Effects of nimesulide, a selective cyclooxygenase-2 inhibitor, on cardiovascular alterations in endotoxemia.
Cardiology 2005 Jan 1; 103(2):92-100
Azab A AN, Kobal S S, Rubin M M, Kaplanski J J
Department of Clinical Pharmacology, Faculty of Health Sciences, Ben-Gurion University of the Negev, Beer-Sheva, Israel.

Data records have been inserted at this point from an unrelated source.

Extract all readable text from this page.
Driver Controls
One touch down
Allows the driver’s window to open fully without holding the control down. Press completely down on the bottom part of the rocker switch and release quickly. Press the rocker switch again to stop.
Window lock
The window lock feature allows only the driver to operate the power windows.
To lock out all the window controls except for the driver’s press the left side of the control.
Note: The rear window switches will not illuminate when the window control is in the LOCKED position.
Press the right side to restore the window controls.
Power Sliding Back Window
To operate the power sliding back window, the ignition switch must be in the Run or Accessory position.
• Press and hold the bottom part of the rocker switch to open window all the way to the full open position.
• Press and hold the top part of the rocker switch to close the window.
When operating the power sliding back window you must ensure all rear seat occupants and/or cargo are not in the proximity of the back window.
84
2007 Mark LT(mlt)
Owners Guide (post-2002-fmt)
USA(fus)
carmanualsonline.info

Prostanoids and cytokines are known to play a pivotal role in the mechanisms leading to endotoxin-induced cardiovascular failure. We investigated the effect of nimesulide (NIM), a selective cyclooxygenase-2 (COX-2) inhibitor, on the cardiovascular alterations occurring during endotoxemia, and on prostaglandin E2 (PGE2), tumor necrosis factor-alpha (TNF-alpha) and interleukin-1beta (IL-1beta) levels in endotoxemic rats. NIM significantly reduced endotoxin-induced elevation of plasma and myocardial levels of TNF-alpha, but not those of IL-1beta. Searching for the mechanism underlying the anti-TNF-alpha effect of NIM, it was found that the drug reduced nuclear factor kappa B activation through diminished nuclear levels of p-65 accompanied by a protective effect against the cardiovascular alterations and mortality seen during endotoxemia. In addition, the inhibitory effect of NIM on endotoxin-induced elevation in plasma and hypothalamic levels of PGE2 was noteworthy, and this may suggest that the large amounts of PGE2 observed during endotoxemia are mainly produced via COX-2.